Amendement (sans numéro) — ARTICLE 4 BIS

Auteur : Christophe Marion — Ensemble pour la République (Loir-et-Cher · 3ᵉ)
Texte visé : Projet de loi visant à offrir des réponses immédiates aux phénomènes...
Article : ARTICLE 4 BIS
Date de dépôt : 2026-06-18
Date de sort :

Dispositif

Supprimer cet article.

Exposé sommaire

Par cet amendement, les députés du groupe Ensemble Pour la République proposent de supprimer les dispositions de l’article 4 bis visant à rendre obligatoire la communication de l’avis de la Commission nationale consultative de prévention des violences lors des manifestations sportives aux représentants des associations ou groupements de fait et aux dirigeants de club concernés.

En vertu de l’article L. 212-1 du Code de la sécurité intérieure et des articles L. 332-18 et R332-11 du Code du sport, cette commission est saisie par le ministre de l’Intérieur à chaque projet de dissolution d’une association de supporters dont les membres auraient commis des dégradations de biens, des violences sur des personnels ou des incitations à la haine ou à la discrimination. Elle doit rendre un avis dans le mois qui suit sa saisine qu’elle transmet en effet sans publicité au ministre de l’Intérieur. Comme le rappelle le Conseil d’Etat dans sa décision du 2 avril 2024 (Décision n°471229), la décision de l’autorité administrative s’opère, sous le contrôle du juge de l’excès de pouvoir, et revête un caractère adapté, nécessaire et proportionné à la gravité des troubles.

Les textes en vigueur prévoient donc déjà un délai de rendu de l’avis de la commission, qu’il ne serait pas opportun de réduire à seulement sept jours si l’ambition du législateur est de garantir un avis de qualité et circonstancié. Cette modification ne serait pas non plus utile puisqu’auditionnés par les Rapporteurs à l’Assemblée nationale de ce projet de loi, les représentants de la commission ont assuré respecter systématiquement leurs délais réglementaires.

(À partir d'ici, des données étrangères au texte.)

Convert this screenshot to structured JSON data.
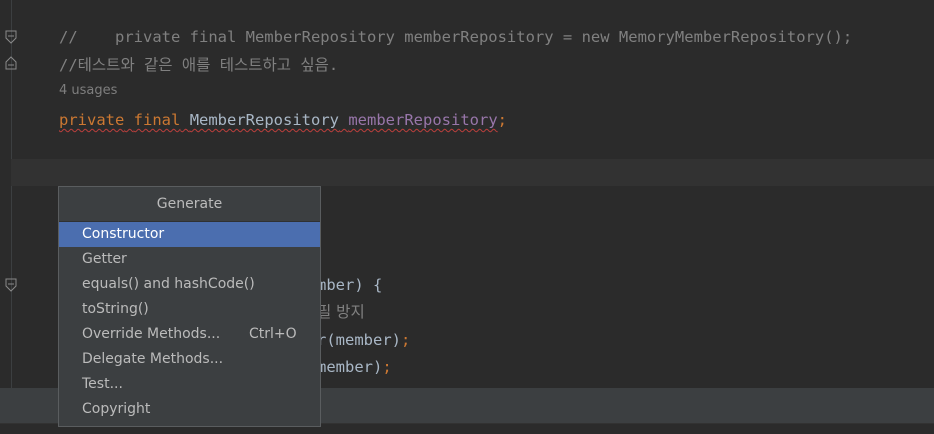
{
  "editor": {
    "line1_comment_prefix": "//",
    "line1_comment_body": "    private final MemberRepository memberRepository = new MemoryMemberRepository();",
    "line2_comment": "//테스트와 같은 애를 테스트하고 싶음.",
    "usages": "4 usages",
    "line3_kw_private": "private",
    "line3_kw_final": "final",
    "line3_type": "MemberRepository",
    "line3_field": "memberRepository",
    "line3_semi": ";",
    "line5_code": "mber) {",
    "line6_comment": "필 방지",
    "line7_code": "r(member)",
    "line7_semi": ";",
    "line8_code": "member)",
    "line8_semi": ";"
  },
  "popup": {
    "title": "Generate",
    "items": [
      {
        "label": "Constructor",
        "shortcut": "",
        "selected": true
      },
      {
        "label": "Getter",
        "shortcut": ""
      },
      {
        "label": "equals() and hashCode()",
        "shortcut": ""
      },
      {
        "label": "toString()",
        "shortcut": ""
      },
      {
        "label": "Override Methods...",
        "shortcut": "Ctrl+O"
      },
      {
        "label": "Delegate Methods...",
        "shortcut": ""
      },
      {
        "label": "Test...",
        "shortcut": ""
      },
      {
        "label": "Copyright",
        "shortcut": ""
      }
    ]
  },
  "colors": {
    "background": "#2b2b2b",
    "keyword": "#cc7832",
    "comment": "#808080",
    "field": "#9876aa",
    "selection": "#4b6eaf"
  },
  "icons": {
    "fold_top": "fold-open-icon",
    "fold_bottom": "fold-close-icon"
  }
}
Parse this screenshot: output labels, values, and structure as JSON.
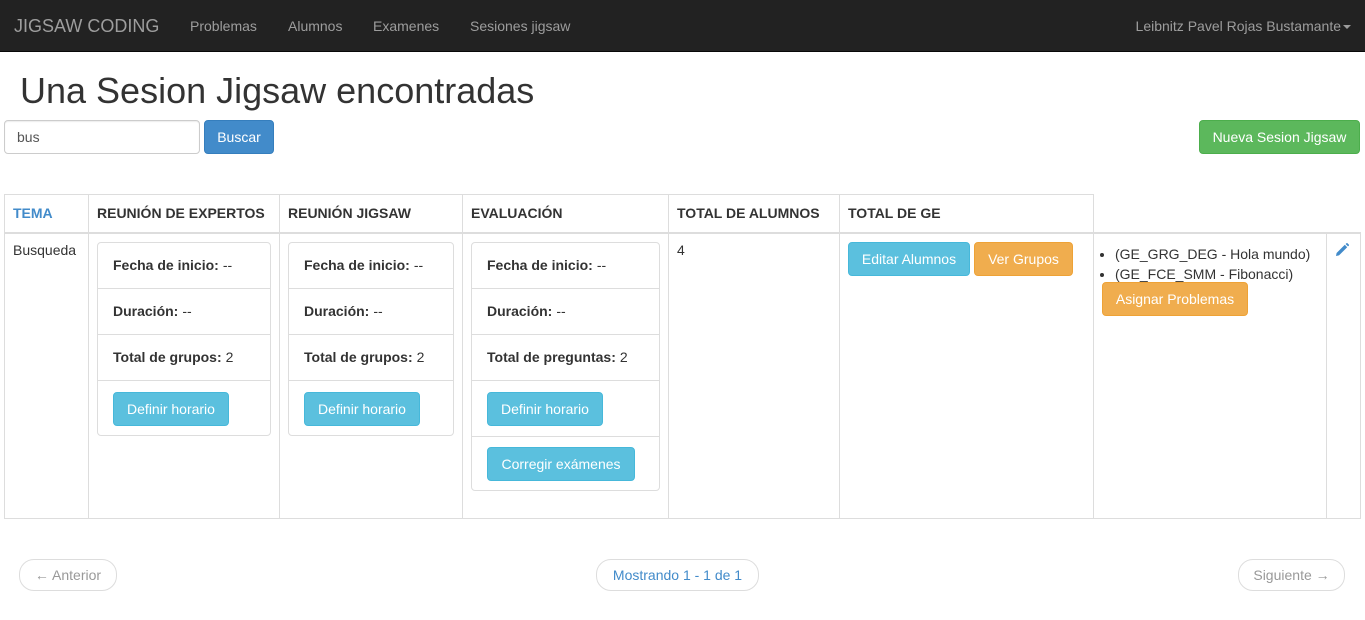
{
  "navbar": {
    "brand": "JIGSAW CODING",
    "links": [
      "Problemas",
      "Alumnos",
      "Examenes",
      "Sesiones jigsaw"
    ],
    "user": "Leibnitz Pavel Rojas Bustamante"
  },
  "page": {
    "title": "Una Sesion Jigsaw encontradas"
  },
  "search": {
    "value": "bus",
    "button": "Buscar"
  },
  "new_button": "Nueva Sesion Jigsaw",
  "table": {
    "headers": [
      "TEMA",
      "REUNIÓN DE EXPERTOS",
      "REUNIÓN JIGSAW",
      "EVALUACIÓN",
      "TOTAL DE ALUMNOS",
      "TOTAL DE GE"
    ],
    "row": {
      "tema": "Busqueda",
      "expertos": {
        "fecha_label": "Fecha de inicio:",
        "fecha_value": "--",
        "duracion_label": "Duración:",
        "duracion_value": "--",
        "grupos_label": "Total de grupos:",
        "grupos_value": "2",
        "button": "Definir horario"
      },
      "jigsaw": {
        "fecha_label": "Fecha de inicio:",
        "fecha_value": "--",
        "duracion_label": "Duración:",
        "duracion_value": "--",
        "grupos_label": "Total de grupos:",
        "grupos_value": "2",
        "button": "Definir horario"
      },
      "evaluacion": {
        "fecha_label": "Fecha de inicio:",
        "fecha_value": "--",
        "duracion_label": "Duración:",
        "duracion_value": "--",
        "preguntas_label": "Total de preguntas:",
        "preguntas_value": "2",
        "button": "Definir horario",
        "button2": "Corregir exámenes"
      },
      "total_alumnos": "4",
      "ge_buttons": {
        "editar": "Editar Alumnos",
        "ver": "Ver Grupos"
      },
      "ge_list": [
        "(GE_GRG_DEG - Hola mundo)",
        "(GE_FCE_SMM - Fibonacci)"
      ],
      "asignar": "Asignar Problemas",
      "edit_icon": "pencil-icon"
    }
  },
  "pager": {
    "prev": "← Anterior",
    "status": "Mostrando 1 - 1 de 1",
    "next": "Siguiente →"
  },
  "colors": {
    "navbar": "#222222",
    "primary": "#428bca",
    "success": "#5cb85c",
    "info": "#5bc0de",
    "warning": "#f0ad4e"
  }
}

Enfin, la procédure en vigueur prévoit que les associations de supporters soient invitées à s’expliquer devant la commission sur les faits qui lui sont reprochés dont elles reçoivent un rapport précis avant leur audition. Elles disposent, en outre, d’un droit de recours devant le juge administratif, y compris par la voie du référé, leur permettant de s’opposer à la décision prise par décret en conseil des ministres.